A poignant but realistic look at the drug subculture
18 May 2002 | by See all my reviews

If you're one of the so-called `art-film' aficionados who was disappointed, as I was, by Requiem for a Dream (and even if you weren't), you'll love Drugstore Cowboy. Directed by the man who gave us such classics as To Die For and Good Will Hunting, Drugstore Cowboy is, without doubt, Van Sant's greatest work. It's a magnificent time capsule from the early seventies, having no reference to the Vietnam War, Kent State, or any other icon of the period. It's purely about the drug subculture.

Set along the affluent north Atlantic seaboard, where pharmacies and drugstores litter the urban landscape, the drama revolves around four friends who support their drug habits by robbing the official dispensaries of addictive substances.
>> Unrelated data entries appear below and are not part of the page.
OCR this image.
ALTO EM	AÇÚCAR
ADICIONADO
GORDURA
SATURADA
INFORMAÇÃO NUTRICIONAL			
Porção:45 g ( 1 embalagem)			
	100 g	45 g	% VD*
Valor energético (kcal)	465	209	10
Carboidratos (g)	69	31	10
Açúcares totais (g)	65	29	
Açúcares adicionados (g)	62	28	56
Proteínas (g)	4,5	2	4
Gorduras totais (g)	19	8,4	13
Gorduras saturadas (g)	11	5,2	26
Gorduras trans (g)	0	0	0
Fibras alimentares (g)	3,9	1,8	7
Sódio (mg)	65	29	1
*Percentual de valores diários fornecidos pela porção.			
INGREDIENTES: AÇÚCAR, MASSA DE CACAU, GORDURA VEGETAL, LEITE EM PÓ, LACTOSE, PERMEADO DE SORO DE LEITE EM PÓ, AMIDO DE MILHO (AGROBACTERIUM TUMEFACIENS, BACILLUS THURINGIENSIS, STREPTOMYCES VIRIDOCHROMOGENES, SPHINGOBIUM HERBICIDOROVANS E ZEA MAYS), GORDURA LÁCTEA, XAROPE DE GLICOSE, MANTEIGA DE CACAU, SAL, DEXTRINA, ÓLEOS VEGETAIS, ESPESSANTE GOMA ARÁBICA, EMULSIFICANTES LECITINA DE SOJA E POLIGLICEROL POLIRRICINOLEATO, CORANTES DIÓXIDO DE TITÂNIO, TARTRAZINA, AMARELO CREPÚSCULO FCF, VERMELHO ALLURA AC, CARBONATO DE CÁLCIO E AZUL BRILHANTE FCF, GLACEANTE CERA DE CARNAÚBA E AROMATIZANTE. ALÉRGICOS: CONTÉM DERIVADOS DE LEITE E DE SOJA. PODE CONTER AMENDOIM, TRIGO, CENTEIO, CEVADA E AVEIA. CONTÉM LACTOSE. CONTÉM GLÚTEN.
An interesting and compelling setup all by itself, in lesser hands, the script and action would be enough to produce a decent flick; but, it goes way beyond that. Matt Dillon gives what I think is his best performance ever, a perfectly charming substance abuser who has created a little cocoon of a world all to himself. Like little moons revolving around his dreamy and sometimes terrifying little world, the drugstores he stalks all promise a one-way trip to a different place. As viewers, we're all sucked in by the gravity of his world, such that we even begin to understand and believe his peculiar little superstitious rituals. In this special existence, they make sense. To transgress against the rules is to court disaster. And like Adam in the garden, he eventually breaks his own rules, and pays the price.

But it's a fortunate fall from grace. Drugstore Cowboy is completely realistic in its portrayal of the full-blown addict's hitting rock bottom, an experience that is foundational in the wisdom of AA. The recovery scenes are moving in their sincerity and simplicity, none of which is sugarcoated or saccharine. And yet, the recovery scenes are both joyous and heartbreakingly poignant. God, what a great movie.